Jakoby and Brydda carried Rushton out as Jak helped me to my feet. I cried out at the stiffness of my legs and back. Jak knelt and began to massage my legs vigorously. “No wonder you are stiff. You were sitting there for an entire day and night,” he said. “I wanted to lay you down at least, but Brydda said he had a strong feeling you ought to be left to wake naturally.”
I managed to smile, despite the pains shooting up my legs and back, wondering if Brydda would ever acknowledge that his feelings and hunches were Talent. Perhaps it does not matter how he defines them, so long as they serve him. It took some time, but finally I was able to stand straight. I bade the teknoguilder help me walk and directed him where to go. Soon we were in the tiny chamber off the torture room. I pointed to the little black and yellow symbol, and he drew a swift breath.

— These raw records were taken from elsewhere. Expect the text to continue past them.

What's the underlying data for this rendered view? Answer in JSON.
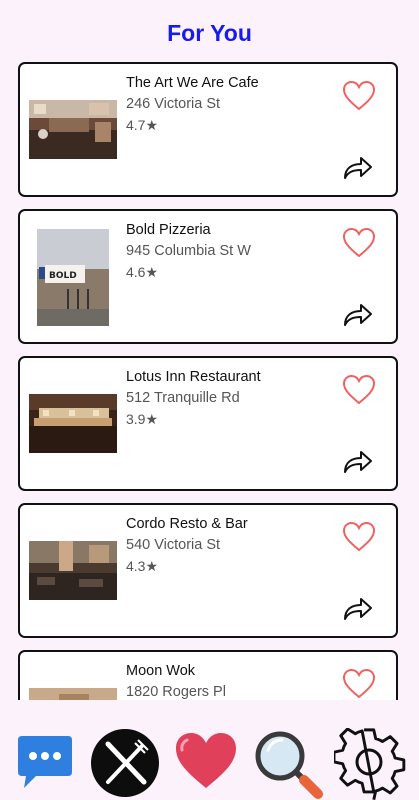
{
  "header": {
    "title": "For You"
  },
  "restaurants": [
    {
      "name": "The Art We Are Cafe",
      "address": "246 Victoria St",
      "rating": "4.7★",
      "image": "cafe-interior-photo"
    },
    {
      "name": "Bold Pizzeria",
      "address": "945 Columbia St W",
      "rating": "4.6★",
      "image": "pizzeria-storefront-photo"
    },
    {
      "name": "Lotus Inn Restaurant",
      "address": "512 Tranquille Rd",
      "rating": "3.9★",
      "image": "buffet-interior-photo"
    },
    {
      "name": "Cordo Resto & Bar",
      "address": "540 Victoria St",
      "rating": "4.3★",
      "image": "bar-interior-photo"
    },
    {
      "name": "Moon Wok",
      "address": "1820 Rogers Pl",
      "rating": "",
      "image": "restaurant-photo"
    }
  ],
  "nav": {
    "items": [
      {
        "name": "chat",
        "icon": "chat-bubble-icon"
      },
      {
        "name": "dining",
        "icon": "fork-knife-icon"
      },
      {
        "name": "favorites",
        "icon": "heart-icon"
      },
      {
        "name": "search",
        "icon": "magnifier-icon"
      },
      {
        "name": "settings",
        "icon": "gear-icon"
      }
    ]
  },
  "colors": {
    "background": "#fbf2fb",
    "title": "#1a1aee",
    "heart_outline": "#f06060",
    "nav_chat": "#2e7fe0",
    "nav_heart": "#e0405a"
  }
}
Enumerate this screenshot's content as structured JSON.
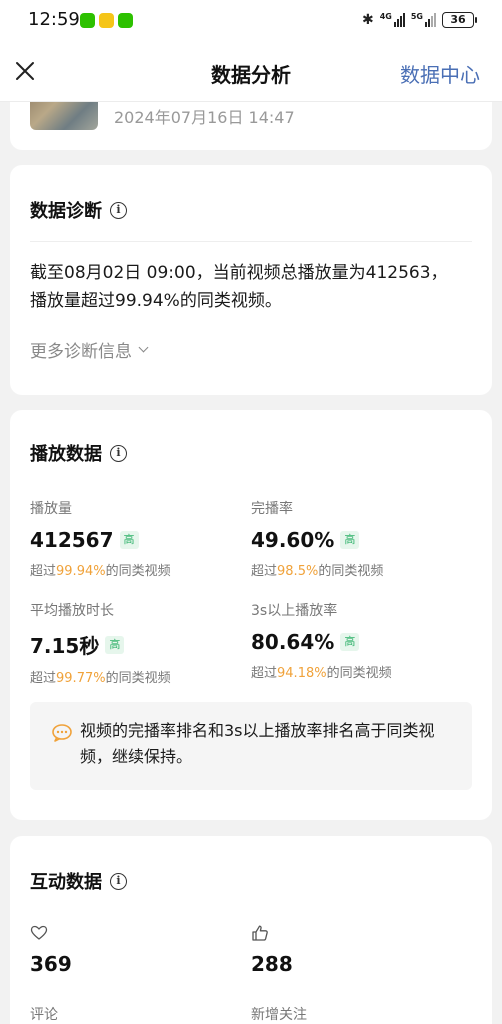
{
  "status_bar": {
    "time": "12:59",
    "net_4g": "4G",
    "net_5g": "5G",
    "battery": "36"
  },
  "nav": {
    "title": "数据分析",
    "right_link": "数据中心"
  },
  "video": {
    "publish_time": "2024年07月16日 14:47"
  },
  "diagnosis": {
    "title": "数据诊断",
    "text": "截至08月02日 09:00，当前视频总播放量为412563，播放量超过99.94%的同类视频。",
    "more": "更多诊断信息"
  },
  "playback": {
    "title": "播放数据",
    "metrics": [
      {
        "label": "播放量",
        "value": "412567",
        "badge": "高",
        "sub_prefix": "超过",
        "sub_pct": "99.94%",
        "sub_suffix": "的同类视频"
      },
      {
        "label": "完播率",
        "value": "49.60%",
        "badge": "高",
        "sub_prefix": "超过",
        "sub_pct": "98.5%",
        "sub_suffix": "的同类视频"
      },
      {
        "label": "平均播放时长",
        "value": "7.15秒",
        "badge": "高",
        "sub_prefix": "超过",
        "sub_pct": "99.77%",
        "sub_suffix": "的同类视频"
      },
      {
        "label": "3s以上播放率",
        "value": "80.64%",
        "badge": "高",
        "sub_prefix": "超过",
        "sub_pct": "94.18%",
        "sub_suffix": "的同类视频"
      }
    ],
    "tip": "视频的完播率排名和3s以上播放率排名高于同类视频，继续保持。"
  },
  "interaction": {
    "title": "互动数据",
    "items": [
      {
        "icon": "heart-icon",
        "value": "369"
      },
      {
        "icon": "thumbs-up-icon",
        "value": "288"
      }
    ],
    "labels": [
      "评论",
      "新增关注"
    ]
  },
  "colors": {
    "accent_link": "#4a6fb5",
    "highlight": "#f0a23a",
    "badge_green": "#2fb26a"
  }
}
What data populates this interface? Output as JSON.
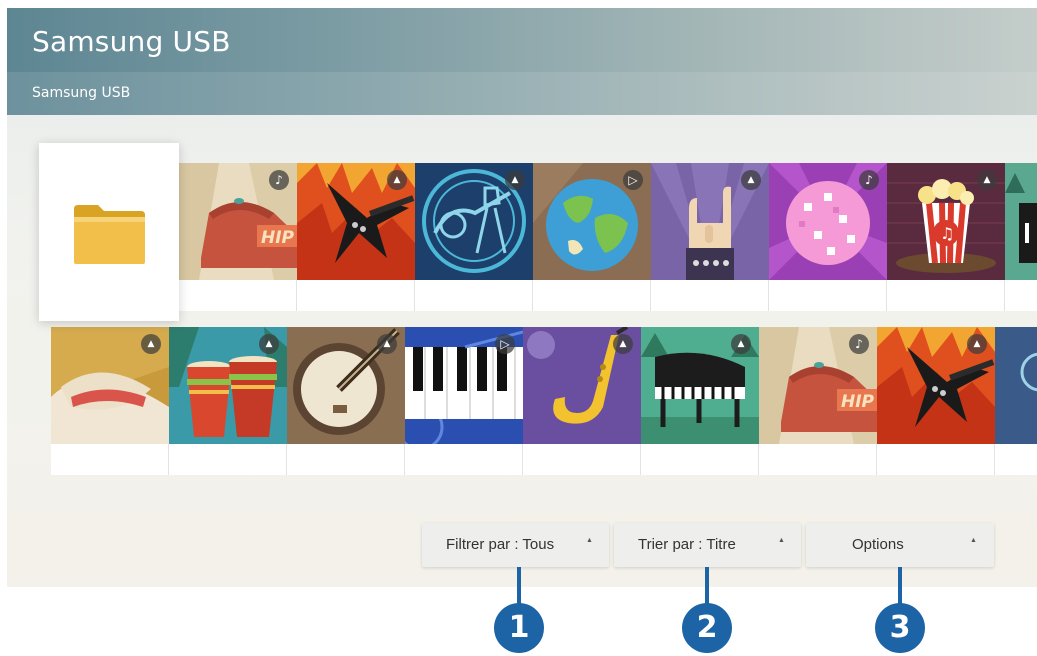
{
  "header": {
    "title": "Samsung USB",
    "breadcrumb": "Samsung USB"
  },
  "folder_tile": {
    "icon": "folder-icon"
  },
  "content_rows": [
    [
      {
        "art": "hip-hop-cap",
        "type": "music"
      },
      {
        "art": "electric-guitar-fire",
        "type": "photo"
      },
      {
        "art": "guitarist-circle",
        "type": "photo"
      },
      {
        "art": "globe",
        "type": "video"
      },
      {
        "art": "rock-hand",
        "type": "photo"
      },
      {
        "art": "disco-ball",
        "type": "music"
      },
      {
        "art": "popcorn",
        "type": "photo"
      },
      {
        "art": "piano-partial",
        "type": "none"
      }
    ],
    [
      {
        "art": "cowboy-hat",
        "type": "photo"
      },
      {
        "art": "bongo-drums",
        "type": "photo"
      },
      {
        "art": "banjo",
        "type": "photo"
      },
      {
        "art": "piano-keys",
        "type": "video"
      },
      {
        "art": "saxophone",
        "type": "photo"
      },
      {
        "art": "grand-piano",
        "type": "photo"
      },
      {
        "art": "hip-hop-cap",
        "type": "music"
      },
      {
        "art": "electric-guitar-fire",
        "type": "photo"
      },
      {
        "art": "partial-circle",
        "type": "none"
      }
    ]
  ],
  "type_badges": {
    "music": "♪",
    "photo": "▲",
    "video": "▷"
  },
  "controls": {
    "filter": {
      "label": "Filtrer par : Tous",
      "caret": "▲"
    },
    "sort": {
      "label": "Trier par : Titre",
      "caret": "▲"
    },
    "options": {
      "label": "Options",
      "caret": "▲"
    }
  },
  "callouts": [
    "1",
    "2",
    "3"
  ],
  "colors": {
    "accent": "#1d64a6",
    "header": "#6b909b"
  }
}
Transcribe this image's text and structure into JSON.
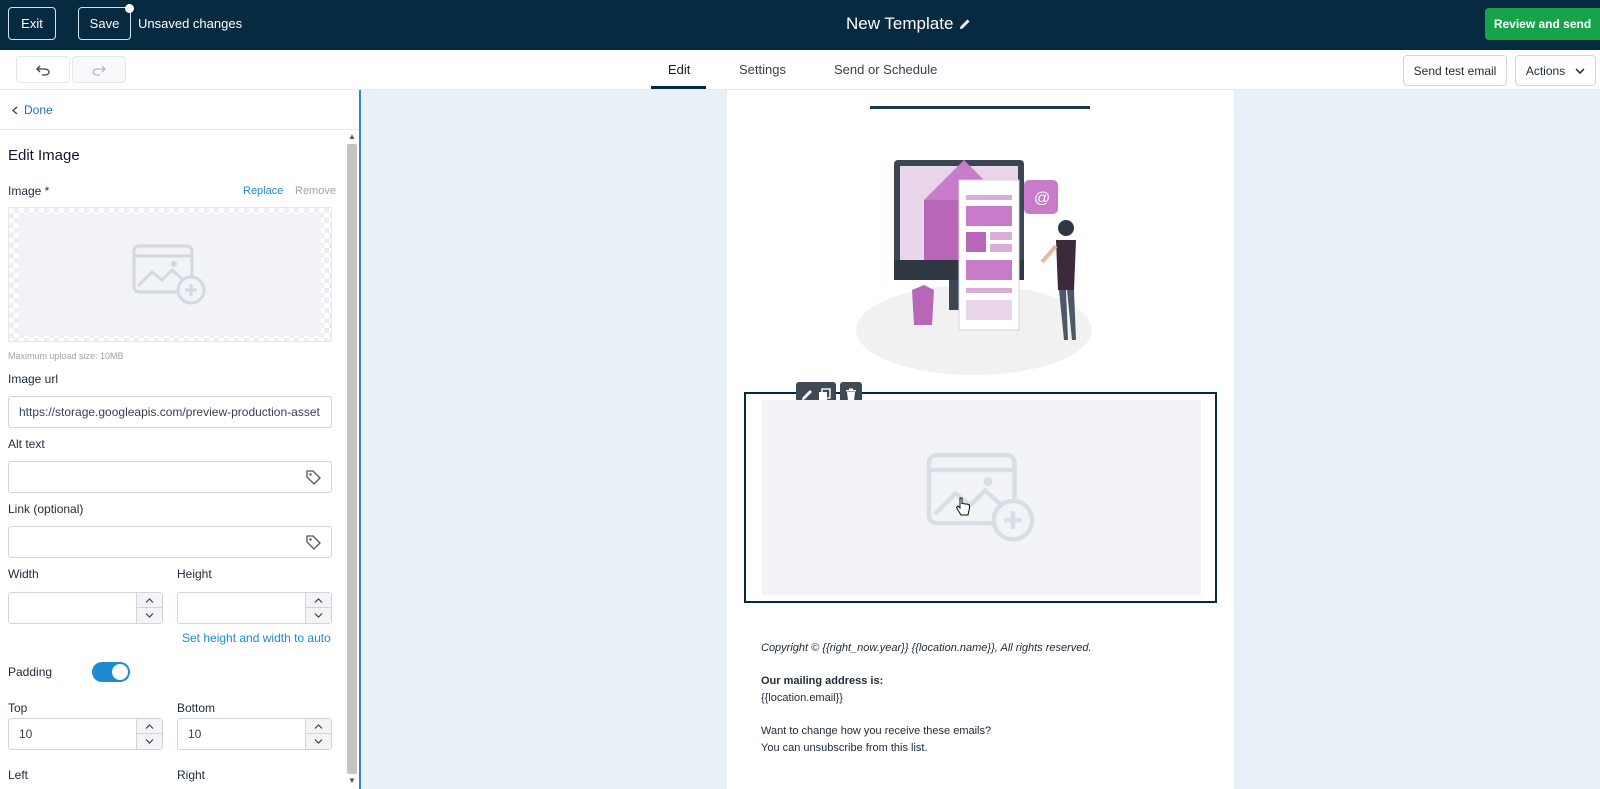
{
  "topbar": {
    "exit_label": "Exit",
    "save_label": "Save",
    "unsaved_label": "Unsaved changes",
    "title": "New Template",
    "review_label": "Review and send"
  },
  "subbar": {
    "tabs": [
      {
        "label": "Edit",
        "active": true
      },
      {
        "label": "Settings",
        "active": false
      },
      {
        "label": "Send or Schedule",
        "active": false
      }
    ],
    "send_test_label": "Send test email",
    "actions_label": "Actions"
  },
  "panel": {
    "done_label": "Done",
    "title": "Edit Image",
    "image_label": "Image *",
    "replace_label": "Replace",
    "remove_label": "Remove",
    "max_upload": "Maximum upload size: 10MB",
    "image_url_label": "Image url",
    "image_url_value": "https://storage.googleapis.com/preview-production-asset",
    "alt_text_label": "Alt text",
    "alt_text_value": "",
    "link_label": "Link (optional)",
    "link_value": "",
    "width_label": "Width",
    "width_value": "",
    "height_label": "Height",
    "height_value": "",
    "auto_link": "Set height and width to auto",
    "padding_label": "Padding",
    "padding_on": true,
    "top_label": "Top",
    "top_value": "10",
    "bottom_label": "Bottom",
    "bottom_value": "10",
    "left_label": "Left",
    "right_label": "Right"
  },
  "email": {
    "copyright": "Copyright © {{right_now.year}}  {{location.name}}, All rights reserved.",
    "mailing_heading": "Our mailing address is:",
    "mailing_value": "{{location.email}}",
    "change_line": "Want to change how you receive these emails?",
    "unsub_line": "You can unsubscribe from this list."
  },
  "colors": {
    "topbar": "#062a3f",
    "review": "#16a34a",
    "accent": "#1d8bd0"
  }
}
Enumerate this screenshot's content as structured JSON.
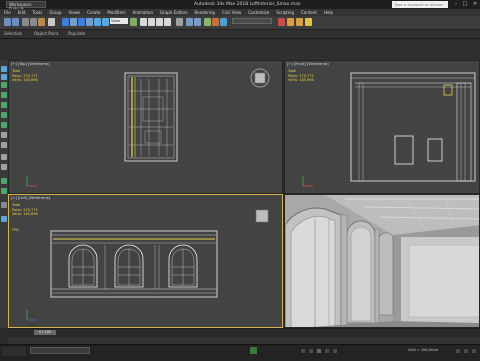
{
  "app": {
    "workspace": "Workspace: Default",
    "title": "Autodesk 3ds Max 2018    LoftInterior_Smax.max",
    "search_placeholder": "Type a keyword or phrase"
  },
  "menu": [
    "File",
    "Edit",
    "Tools",
    "Group",
    "Views",
    "Create",
    "Modifiers",
    "Animation",
    "Graph Editors",
    "Rendering",
    "Civil View",
    "Customize",
    "Scripting",
    "Content",
    "Help"
  ],
  "toolbar": {
    "view_dropdown": "View"
  },
  "ribbon": {
    "tabs": [
      "Selection",
      "Object Paint",
      "Populate"
    ]
  },
  "viewports": {
    "top": {
      "label": "[+] [Top] [Wireframe]"
    },
    "front": {
      "label": "[+] [Front] [Wireframe]"
    },
    "left": {
      "label": "[+] [Left] [Wireframe]",
      "fps": "FPS:"
    },
    "perspective": {
      "label": ""
    },
    "stats": {
      "total": "Total",
      "polys_label": "Polys:",
      "polys": "270,771",
      "verts_label": "Verts:",
      "verts": "185,696"
    }
  },
  "timeline": {
    "frame": "0 / 100"
  },
  "status": {
    "grid": "Grid = 100,0mm"
  },
  "colors": {
    "active_border": "#d4b34a",
    "stats_text": "#e8d34d",
    "viewport_bg": "#434343",
    "wire": "#f2f2f2"
  },
  "icons": [
    "undo-icon",
    "redo-icon",
    "link-icon",
    "unlink-icon",
    "bind-space-warp-icon",
    "select-icon",
    "select-by-name-icon",
    "rect-region-icon",
    "window-crossing-icon",
    "move-icon",
    "rotate-icon",
    "scale-icon",
    "snap-icon",
    "angle-snap-icon",
    "mirror-icon",
    "align-icon",
    "material-editor-icon",
    "render-setup-icon",
    "render-icon",
    "navigation-cube-icon"
  ]
}
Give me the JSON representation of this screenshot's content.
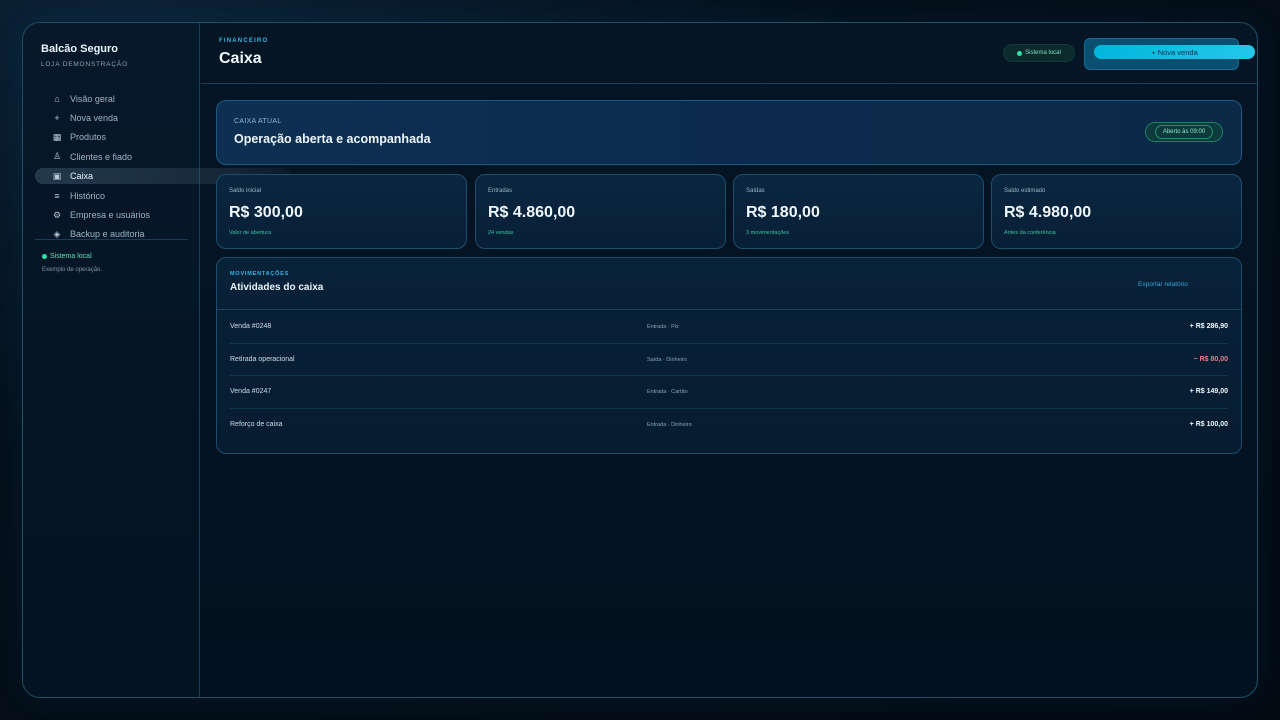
{
  "brand": {
    "title": "Balcão Seguro",
    "subtitle": "LOJA DEMONSTRAÇÃO"
  },
  "sidebar": {
    "items": [
      {
        "label": "Visão geral",
        "icon": "home-icon",
        "glyph": "⌂"
      },
      {
        "label": "Nova venda",
        "icon": "plus-icon",
        "glyph": "+"
      },
      {
        "label": "Produtos",
        "icon": "grid-icon",
        "glyph": "▦"
      },
      {
        "label": "Clientes e fiado",
        "icon": "person-icon",
        "glyph": "♙"
      },
      {
        "label": "Caixa",
        "icon": "register-icon",
        "glyph": "▣",
        "active": true
      },
      {
        "label": "Histórico",
        "icon": "list-icon",
        "glyph": "≡"
      },
      {
        "label": "Empresa e usuários",
        "icon": "gear-icon",
        "glyph": "⚙"
      },
      {
        "label": "Backup e auditoria",
        "icon": "shield-icon",
        "glyph": "◈"
      }
    ],
    "status": "Sistema local",
    "note": "Exemplo de operação."
  },
  "header": {
    "eyebrow": "FINANCEIRO",
    "title": "Caixa",
    "status": "Sistema local",
    "new_sale": "+ Nova venda"
  },
  "hero": {
    "eyebrow": "CAIXA ATUAL",
    "title": "Operação aberta e acompanhada",
    "badge": "Aberto às 09:00"
  },
  "stats": [
    {
      "label": "Saldo inicial",
      "value": "R$ 300,00",
      "hint": "Valor de abertura"
    },
    {
      "label": "Entradas",
      "value": "R$ 4.860,00",
      "hint": "24 vendas"
    },
    {
      "label": "Saídas",
      "value": "R$ 180,00",
      "hint": "3 movimentações"
    },
    {
      "label": "Saldo estimado",
      "value": "R$ 4.980,00",
      "hint": "Antes da conferência"
    }
  ],
  "activities": {
    "eyebrow": "MOVIMENTAÇÕES",
    "title": "Atividades do caixa",
    "export": "Exportar relatório",
    "rows": [
      {
        "desc": "Venda #0248",
        "type": "Entrada · Pix",
        "amount": "+ R$ 286,90",
        "negative": false
      },
      {
        "desc": "Retirada operacional",
        "type": "Saída · Dinheiro",
        "amount": "− R$ 80,00",
        "negative": true
      },
      {
        "desc": "Venda #0247",
        "type": "Entrada · Cartão",
        "amount": "+ R$ 149,00",
        "negative": false
      },
      {
        "desc": "Reforço de caixa",
        "type": "Entrada · Dinheiro",
        "amount": "+ R$ 100,00",
        "negative": false
      }
    ]
  },
  "colors": {
    "accent": "#00b6db",
    "positive": "#2fe0a8",
    "negative": "#f07a8a"
  }
}
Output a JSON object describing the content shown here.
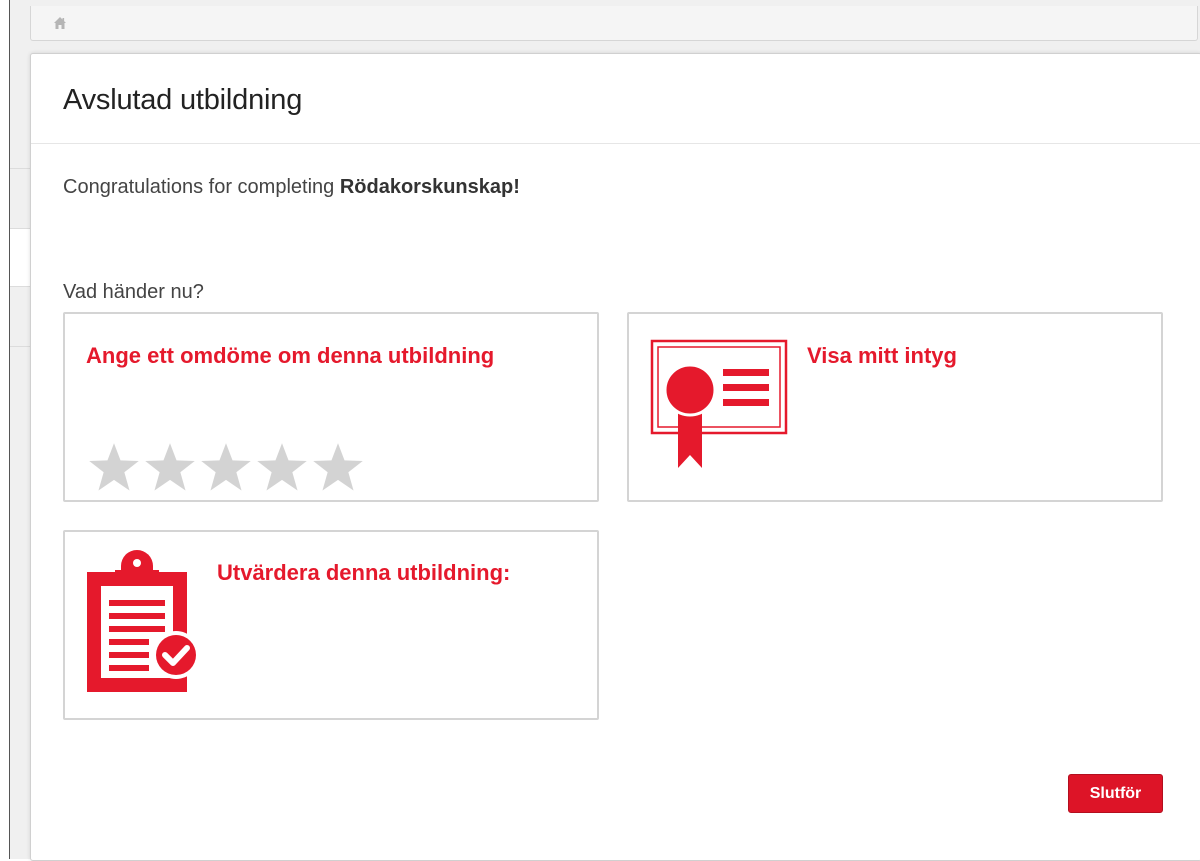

“I see no seeds and yet…,” I began.
“This is it, Elspeth,” Jak said, kneeling and holding up his lantern as I had done to cast light through the window. “These will be sicknesses. This is how the Beforetimers stored them. Ines showed me pictures of cupboards like this. Ah!” he cried, and I knew he must have touched the glass. He touched it again and bent to examine the round knob surrounded by numbers. “This is how the coldness is controlled. See ho
w the numbers go from red to blue? The Beforetimers used blue to symbolize cold and red to symbolize heat.”
“Do you want me to unlock the cabinet?” I asked.
He smiled and shook his head. “That would be dangerous, and there is no need, for it is the cold that keeps the seeds alive. They are not truly seeds, of course, but the word serves well enough. Making them hot is enough to kill them.” He turned the knob in the direction of the red numbers. Then he stood up. “Strange that something so deadly is also so delicate.”
“Are you sure they will die?” I asked.
“There would not be such careful control of the cold if it was not important. Now let’s get out of here.”
I was startled to hear a teknoguilder so willing to leave a Beforetime place full of ancient knowledge, but perhaps being lost in the darkness and finding bottles of plague had soured his appetite for knowledge, at least for the moment.
18
THE GRAY CLOUDS that clogged the sky and shadowed our dawn departure from Norseland had dispersed by midmorning, and a fresh steady wind blew, so the Umborine seemed to fly over the waves.
I kept to my cabin for the day, watching over Rushton and talking quietly to Jak and Jakoby and to Brydda and Dardelan, all of whom called in briefly to check on him. Aside from being bruised and cut, with a broken wrist and several gashes in his scalp deep enough to need stitches, Rushton showed little sign of the ordeal he had endured, save for the depth of his sleep. He had not awakened during the journey across Norseland to Fryddcove, nor did he wake aboard the Umborine until deep in the night.